Exchange Rate Concepts

EXCHANGE RATE CONCEPTS

Forex means currencies trading i.e. exchanging of currencies of one currency of country to another country. Forex is of many types such as online forex. Online forex can be done by sitting at home. Anybody can invest it its capital in it. Forex market marketing does not need much amount of capital, it can be done in small amount of capital. Online forex trading means trading of currencies like US$, euro, yens, cent etc.  One should enter this market by getting all its information. Primary aspects of this field are buying and selling or doing currency trading.

Forex market deal with currencies trading, commercial bank, retail investor. This market is not centralized exchange. The main purpose of foreign exchange is to trade in international market. The forex trading is risky and at the same time it is profitable. As there turnover is 3.2$ trillion per day. The exchange rate between to country’s market is done through forex.

Exchange rate determine by monetary authorities in fully controlled system. Monetary authorities decide the rate depends on the demand and supply forces. Following are the some of the exchange rate concepts. They are spot exchange rate and forward.
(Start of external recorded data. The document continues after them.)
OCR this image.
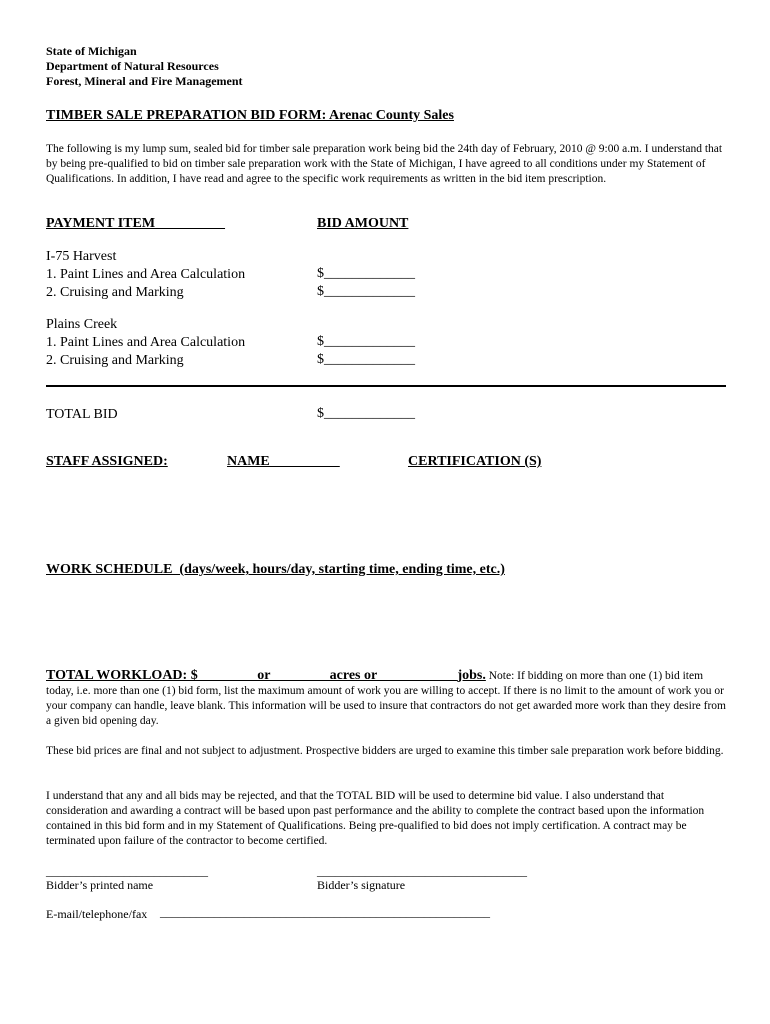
State of Michigan
Department of Natural Resources
Forest, Mineral and Fire Management
TIMBER SALE PREPARATION BID FORM: Arenac County Sales
The following is my lump sum, sealed bid for timber sale preparation work being bid the 24th day of February, 2010 @ 9:00 a.m. I understand that by being pre-qualified to bid on timber sale preparation work with the State of Michigan, I have agreed to all conditions under my Statement of Qualifications. In addition, I have read and agree to the specific work requirements as written in the bid item prescription.
PAYMENT ITEM	BID AMOUNT
I-75 Harvest
1. Paint Lines and Area Calculation	$_____________
2. Cruising and Marking	$_____________
Plains Creek
1. Paint Lines and Area Calculation	$_____________
2. Cruising and Marking	$_____________
TOTAL BID	$_____________
STAFF ASSIGNED:	NAME	CERTIFICATION (S)
WORK SCHEDULE  (days/week, hours/day, starting time, ending time, etc.)
TOTAL WORKLOAD: $________ or ________acres or ___________jobs. Note: If bidding on more than one (1) bid item today, i.e. more than one (1) bid form, list the maximum amount of work you are willing to accept. If there is no limit to the amount of work you or your company can handle, leave blank. This information will be used to insure that contractors do not get awarded more work than they desire from a given bid opening day.
These bid prices are final and not subject to adjustment. Prospective bidders are urged to examine this timber sale preparation work before bidding.
I understand that any and all bids may be rejected, and that the TOTAL BID will be used to determine bid value. I also understand that consideration and awarding a contract will be based upon past performance and the ability to complete the contract based upon the information contained in this bid form and in my Statement of Qualifications. Being pre-qualified to bid does not imply certification. A contract may be terminated upon failure of the contractor to become certified.
___________________________
Bidder’s printed name
___________________________________
Bidder’s signature
E-mail/telephone/fax _______________________________________________________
Spot exchange rate is current exchange rate between the two currencies.  It is the rate at which immediate delivery of foreign exchange has to be made.

Forward exchange rate differs from spot exchange rate as the former may either be at premium or discount. Importer, who requires making a payment, says after 90 days will enter into an agreement to currencies trading. The basic question require to be answer is why anyone should wish to agree into a contract to buy or sell foreign  exchange at some future time ,and how the spot and forward market are linked ? The link between the spot and forward exchange rate comes from the actions of three groups of economics agent who use the markets: arbitrageurs, hedgers and speculators.

Need for forward market is felt to over future uncertainty and also possible loss due to fluctuations in the exchange rate. The exporter and importers usually enter into forward transaction to avoid possible loss. In fully floating exchange rate system the forward exchange rate –premium or discount is left to the dealer’s speculation about the change in the forex market. Under the fixed exchange rate the margin will be very small expect in times of possible devaluation which is open for speculation.